Thursday, April 19, 2012

Will a needed change in the GOP electorate alleviate gridlock?

Charles Lane recently wrote an editorial in the Washington Post labeled “Return of the ‘white man’s party’?”  In it he touches upon how the past few decades demonstrate the changing makeup of the top two parties: the GOP is increasingly becoming the party of white, mostly male voters while the Democrat party is becoming the choice for women, blacks, and Latinos.
On a basic level, the aforementioned groups stick by these parties because of the issues, but these issues tend to be contentious in this country, and lately contentious issues have been a trigger for gridlock.  As Esosa pointed out in her previously written op-ed, the Dream Act was one such example where votes were cast for the most part along party lines.
 Typically, Democrats sway women voters because of their stance on issues like abortion and sway Latinos because of their stance on immigration policy.  This presents a problem for Republicans.  As we have seen lately in the media, Obama has been rather successful in getting women voters to stick with him in November.  The Latino population is also in favor of Obama and other liberals, and as this population continues to grow in the United States, it will progressively become an even larger problem for future GOP candidates.
So what does the GOP do?  I believe that it is going to have to move incrementally toward the middle on the issues that apply to these groups.  By broadening the base, the GOP stands a better chance in 2012 and future elections.  Assuming that Republicans avoid significant political posturing, move toward the middle, and see positive results in the upcoming election, I feel that we may see a marginal external benefit: some alleviation of gridlock.  Reneging on campaign promises would just result in these groups reverting back to the Democrat party

1 comment:

  1. While I agree that there are serious demographic challenges looming for the GOP, their future as a "white man's party" is not solely because of their alienation of minorities (although they do get a meaningful minority of the Latino vote).
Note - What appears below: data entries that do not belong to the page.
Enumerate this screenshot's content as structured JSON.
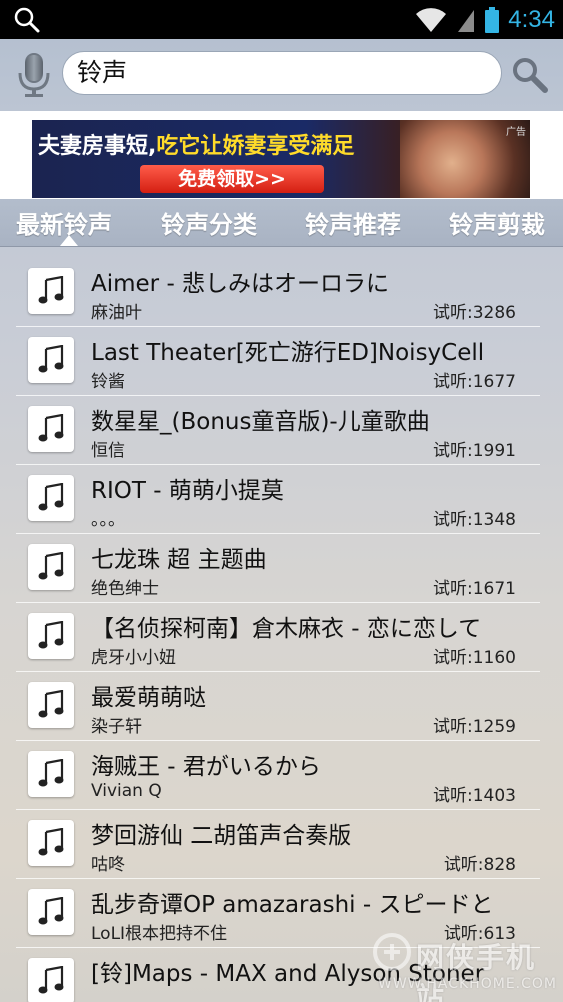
{
  "status_bar": {
    "time": "4:34"
  },
  "search": {
    "value": "铃声"
  },
  "ad": {
    "headline_part1": "夫妻房事短,",
    "headline_part2": "吃它让娇妻享受满足",
    "cta": "免费领取>>",
    "tag": "广告"
  },
  "tabs": [
    {
      "label": "最新铃声",
      "active": true
    },
    {
      "label": "铃声分类"
    },
    {
      "label": "铃声推荐"
    },
    {
      "label": "铃声剪裁"
    }
  ],
  "songs": [
    {
      "title": "Aimer - 悲しみはオーロラに",
      "artist": "麻油叶",
      "plays": "试听:3286"
    },
    {
      "title": "Last Theater[死亡游行ED]NoisyCell",
      "artist": "铃酱",
      "plays": "试听:1677"
    },
    {
      "title": "数星星_(Bonus童音版)-儿童歌曲",
      "artist": "恒信",
      "plays": "试听:1991"
    },
    {
      "title": "RIOT - 萌萌小提莫",
      "artist": "。。。",
      "plays": "试听:1348"
    },
    {
      "title": "七龙珠 超 主题曲",
      "artist": "绝色绅士",
      "plays": "试听:1671"
    },
    {
      "title": "【名侦探柯南】倉木麻衣 - 恋に恋して",
      "artist": "虎牙小小妞",
      "plays": "试听:1160"
    },
    {
      "title": "最爱萌萌哒",
      "artist": "染子轩",
      "plays": "试听:1259"
    },
    {
      "title": "海贼王 - 君がいるから",
      "artist": "Vivian Q",
      "plays": "试听:1403"
    },
    {
      "title": "梦回游仙 二胡笛声合奏版",
      "artist": "咕咚",
      "plays": "试听:828"
    },
    {
      "title": "乱步奇谭OP amazarashi - スピードと",
      "artist": "LoLI根本把持不住",
      "plays": "试听:613"
    },
    {
      "title": "[铃]Maps - MAX and Alyson Stoner",
      "artist": "",
      "plays": ""
    }
  ],
  "watermark": {
    "text": "网侠手机站",
    "url": "WWW.HACKHOME.COM"
  },
  "colors": {
    "accent": "#34b5e5",
    "ad_highlight": "#ffdb2a",
    "cta": "#d41f12"
  }
}
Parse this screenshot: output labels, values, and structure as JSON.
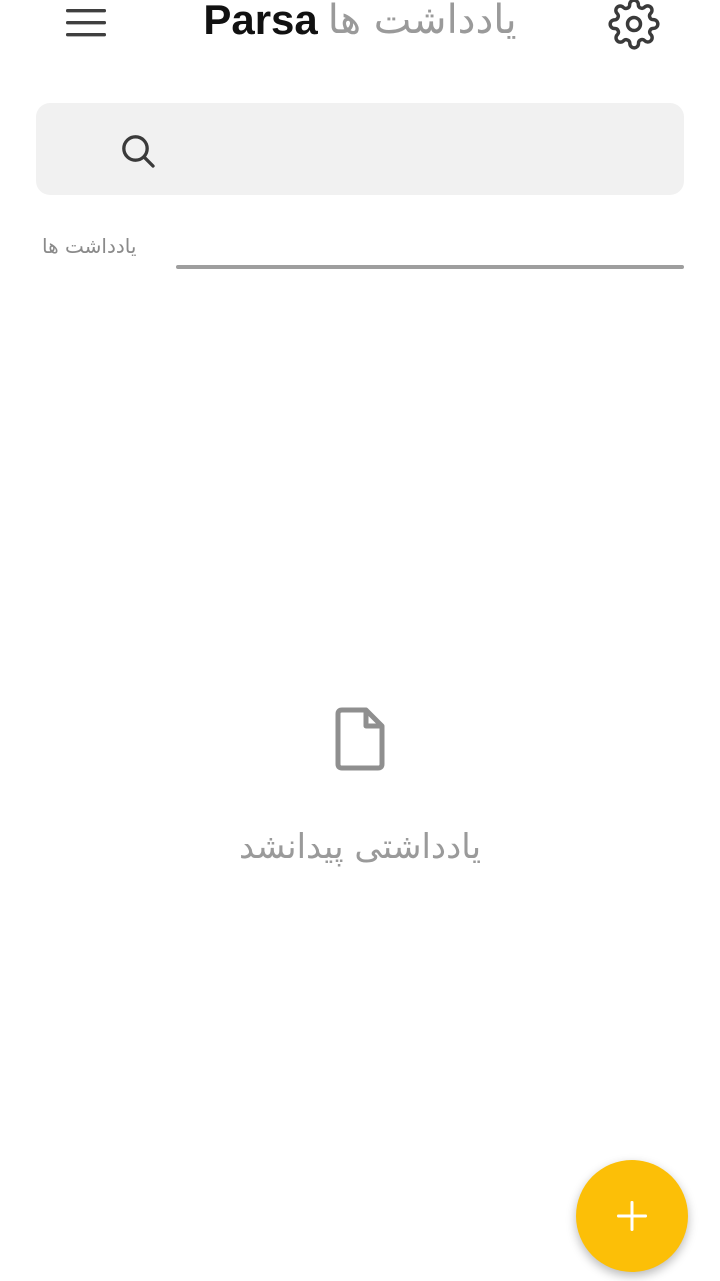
{
  "header": {
    "brand": "Parsa",
    "title": "یادداشت ها",
    "menu_icon": "hamburger-menu-icon",
    "settings_icon": "gear-icon"
  },
  "search": {
    "placeholder": "",
    "value": "",
    "icon": "search-icon"
  },
  "section": {
    "label": "یادداشت ها"
  },
  "empty_state": {
    "icon": "file-icon",
    "message": "یادداشتی پیدانشد"
  },
  "fab": {
    "icon": "plus-icon",
    "color": "#fcbf07"
  }
}
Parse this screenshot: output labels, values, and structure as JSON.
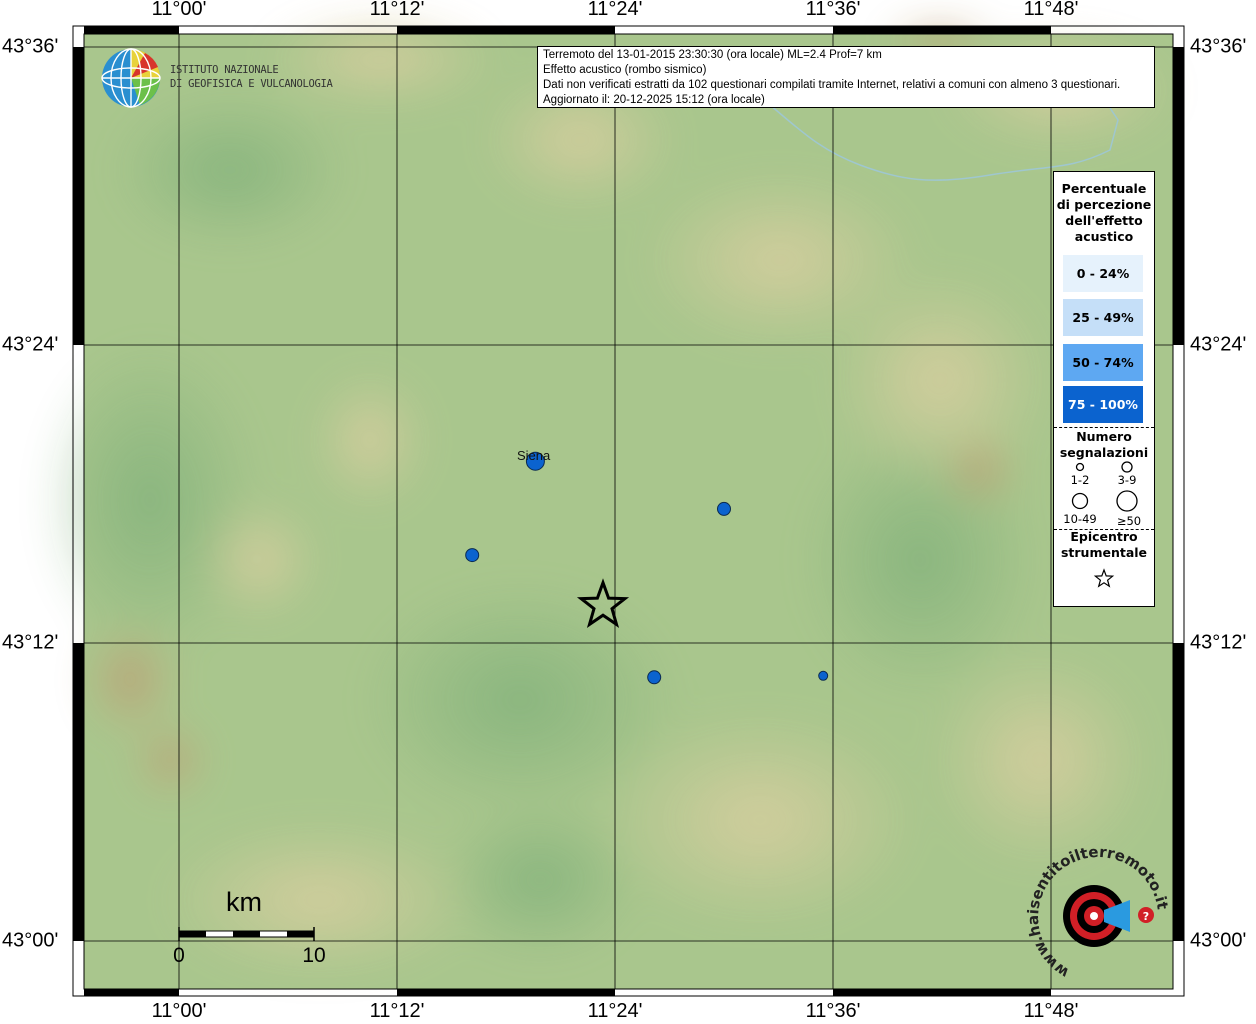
{
  "info": {
    "line1": "Terremoto del 13-01-2015 23:30:30 (ora locale) ML=2.4 Prof=7 km",
    "line2": "Effetto acustico (rombo sismico)",
    "line3": "Dati non verificati estratti da 102 questionari compilati tramite Internet, relativi a comuni con almeno 3 questionari.",
    "line4": "Aggiornato il: 20-12-2025 15:12 (ora locale)"
  },
  "institute": {
    "line1": "ISTITUTO NAZIONALE",
    "line2": "DI GEOFISICA E VULCANOLOGIA"
  },
  "axes": {
    "lon_ticks": [
      "11°00'",
      "11°12'",
      "11°24'",
      "11°36'",
      "11°48'"
    ],
    "lat_ticks": [
      "43°36'",
      "43°24'",
      "43°12'",
      "43°00'"
    ]
  },
  "legend": {
    "title": [
      "Percentuale",
      "di percezione",
      "dell'effetto",
      "acustico"
    ],
    "classes": [
      {
        "label": "0 - 24%",
        "color": "#e6f2fc"
      },
      {
        "label": "25 - 49%",
        "color": "#c5dff8"
      },
      {
        "label": "50 - 74%",
        "color": "#5ea8f2"
      },
      {
        "label": "75 - 100%",
        "color": "#0b63cf"
      }
    ],
    "count_title": [
      "Numero",
      "segnalazioni"
    ],
    "count_classes": [
      "1-2",
      "3-9",
      "10-49",
      "≥50"
    ],
    "epicenter_title": [
      "Epicentro",
      "strumentale"
    ]
  },
  "city": {
    "name": "Siena"
  },
  "scale": {
    "unit": "km",
    "start": "0",
    "end": "10"
  },
  "sites": [
    {
      "lat": 43.29,
      "lon": 11.5,
      "pct_class": 3,
      "count_class": 1
    },
    {
      "lat": 43.322,
      "lon": 11.327,
      "pct_class": 3,
      "count_class": 2
    },
    {
      "lat": 43.259,
      "lon": 11.269,
      "pct_class": 3,
      "count_class": 1
    },
    {
      "lat": 43.177,
      "lon": 11.436,
      "pct_class": 3,
      "count_class": 1
    },
    {
      "lat": 43.178,
      "lon": 11.591,
      "pct_class": 3,
      "count_class": 0
    }
  ],
  "epicenter": {
    "lat": 43.225,
    "lon": 11.389
  },
  "watermark": "www.haisentitoilterremoto.it"
}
If Republicans, aided by the ongoing decline in union membership and the power of unions, continue to win larger and larger numbers of blue-collar whites, they could succeed in flipping industrial states that have been traditionally safe for Democrats, as Democrats make inroads or solidify prominence in southwestern states with exploding Hispanic populations.
    I think race-divided parties would lead to a much nastier politics and would probably make gridlock worse.